There is an echo of this mindset in the ‘real world’ when change agents interpret the injunction to first create a sense of urgency (Step 1 of Kotter’s 8 step change model) as an invitation to frame the case for change using fear as the driver. Some like to refer to “the burning platform” as a way of invoking a commitment to change, while others encourage leaders to “never waste a crisis (and if you don’t have one, go and create one)“.
The main problem with fear being the driver is that it encourages people to focus on moving away from problems, rather than towards inspiring goals. There is a fundamental difference in the mindset of a group when it is motivated by adding value rather than running from threats, especially when fear and stress impede creativity.

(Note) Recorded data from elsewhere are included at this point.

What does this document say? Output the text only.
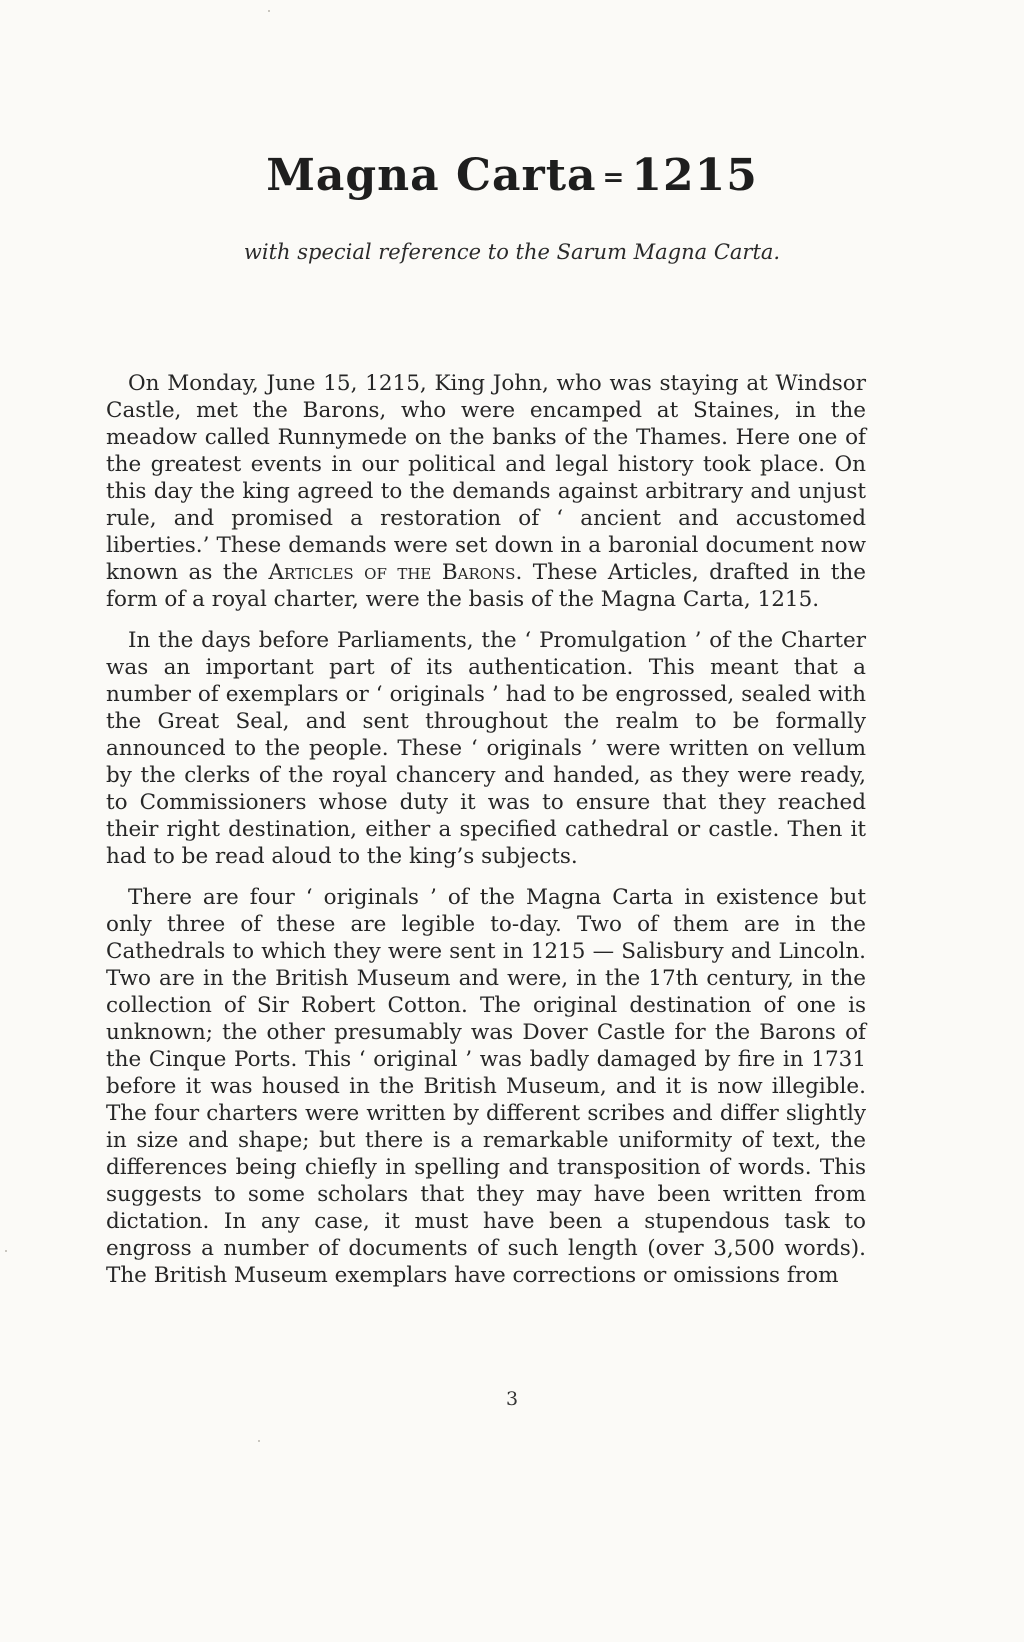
Magna Carta = 1215
with special reference to the Sarum Magna Carta.

On Monday, June 15, 1215, King John, who was staying at Windsor Castle, met the Barons, who were encamped at Staines, in the meadow called Runnymede on the banks of the Thames. Here one of the greatest events in our political and legal history took place. On this day the king agreed to the demands against arbitrary and unjust rule, and promised a restoration of ‘ ancient and accustomed liberties.’ These demands were set down in a baronial document now known as the Articles of the Barons. These Articles, drafted in the form of a royal charter, were the basis of the Magna Carta, 1215.

In the days before Parliaments, the ‘ Promulgation ’ of the Charter was an important part of its authentication. This meant that a number of exemplars or ‘ originals ’ had to be engrossed, sealed with the Great Seal, and sent throughout the realm to be formally announced to the people. These ‘ originals ’ were written on vellum by the clerks of the royal chancery and handed, as they were ready, to Commissioners whose duty it was to ensure that they reached their right destination, either a specified cathedral or castle. Then it had to be read aloud to the king’s subjects.

There are four ‘ originals ’ of the Magna Carta in existence but only three of these are legible to-day. Two of them are in the Cathedrals to which they were sent in 1215 — Salisbury and Lincoln. Two are in the British Museum and were, in the 17th century, in the collection of Sir Robert Cotton. The original destination of one is unknown; the other presumably was Dover Castle for the Barons of the Cinque Ports. This ‘ original ’ was badly damaged by fire in 1731 before it was housed in the British Museum, and it is now illegible. The four charters were written by different scribes and differ slightly in size and shape; but there is a remarkable uniformity of text, the differences being chiefly in spelling and transposition of words. This suggests to some scholars that they may have been written from dictation. In any case, it must have been a stupendous task to engross a number of documents of such length (over 3,500 words). The British Museum exemplars have corrections or omissions from

3
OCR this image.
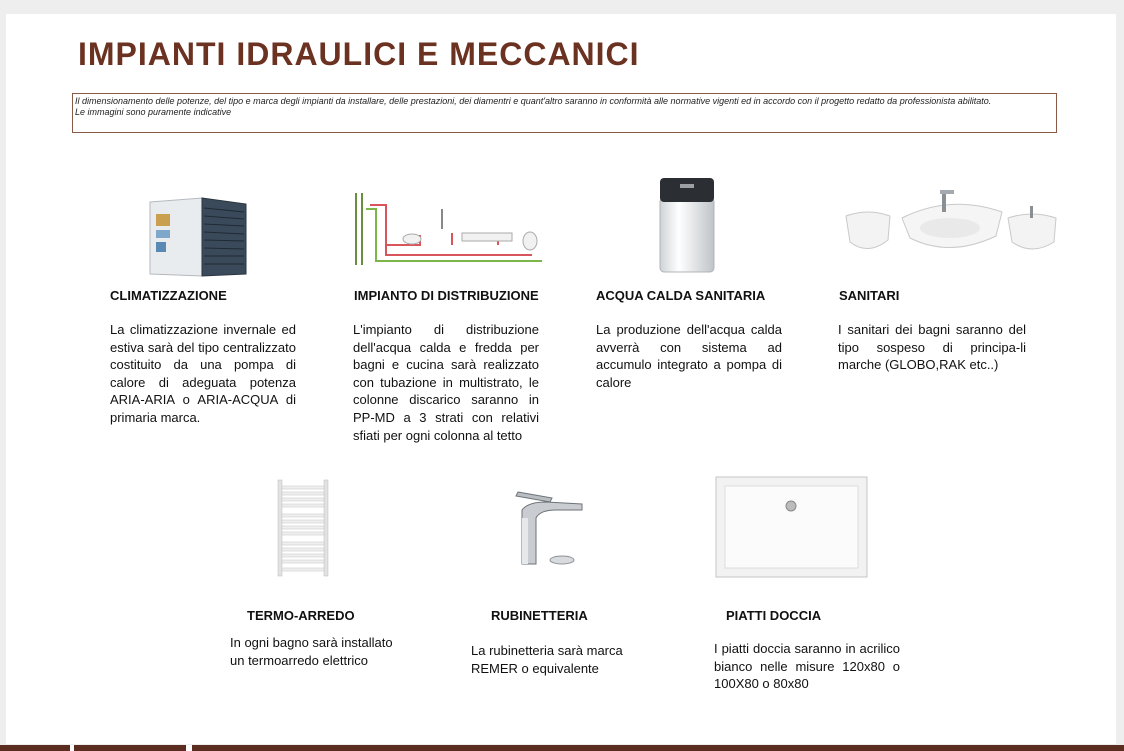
IMPIANTI IDRAULICI E MECCANICI

Il dimensionamento delle potenze, del tipo e marca degli impianti da installare, delle prestazioni, dei diamentri e quant'altro saranno in conformità alle normative vigenti ed in accordo con il progetto redatto da professionista abilitato.

Le immagini sono puramente indicative

CLIMATIZZAZIONE

La climatizzazione invernale ed estiva sarà del tipo centralizzato costituito da una pompa di calore di adeguata potenza ARIA-ARIA o ARIA-ACQUA di primaria marca.

IMPIANTO DI DISTRIBUZIONE

L'impianto di distribuzione dell'acqua calda e fredda per bagni e cucina sarà realizzato con tubazione in multistrato, le colonne discarico saranno in PP-MD a 3 strati con relativi sfiati per ogni colonna al tetto

ACQUA CALDA SANITARIA

La produzione dell'acqua calda avverrà con sistema ad accumulo integrato a pompa di calore

SANITARI

I sanitari dei bagni saranno del tipo sospeso di principa-li marche (GLOBO,RAK etc..)

TERMO-ARREDO

In ogni bagno sarà installato un termoarredo elettrico

RUBINETTERIA

La rubinetteria sarà marca REMER o equivalente

PIATTI DOCCIA

I piatti doccia saranno in acrilico bianco nelle misure 120x80 o 100X80 o 80x80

The innovation (value-adding) problem was recently highlighted by ANZ Bank chairman David Gonski. The Age reports him saying that risk-taking has become a career danger for professional directors, as a new AICD / University of Sydney report – Driving Innovation – blamed a focus on compliance as one reason Australian boards were failing to prioritise innovation.
Directors of both commercial and non-for-profit entities do need to take account of risks when making decisions, but this will desirably be embedded in decision-making focused on adding value.
Every decision made by the board and management involves a trade-off between benefits, costs and risk. Where the ‘sweet spot’ can be agreed in this trade-off, the board can and should commit to the proposed innovation. Where the cost or risks outweigh the benefits, then they should not proceed.
When focusing on value, this model offered by Deloitte is helpful.
Strategic decision-making not only needs to assess emerging client and business needs and opportunities, but also to answer the value-adding questions:
- What can we do more of?
- What can we do better? and
- What should we do differently?
In doing so, there will also be a need to balance workloads and resource allocation by identifying:
- What should we do less of? and
- What should we cease doing?
Not-for-profits are bound by more than historical conventions. They are only allowed to operate within a regulated environment when they comply with specific obligations. Directors are held to high standards by regulators, the media and the wider community, and it is not surprising therefore that they are ‘careful’.
In professional associations, they are even more inclined to caution because they are acutely aware that they represent their entire membership. Consequently, they tend to make more conservative decisions than they might in their own practices or businesses. Promoting their fear is only likely to make them more risk averse, and therefore, less innovative.
Fear of organisational redundancy is a much less inspiring driver than an aspiration to deliver better value and more relevant services to members.
In my view, just as directors have a responsibility to focus on adding value for their members, those advising boards on strategy and innovation would frame their (often valid) improvement suggestions more constructively, if they too focused on adding value (being solution oriented) rather than using fear (being problem oriented) as the change driver.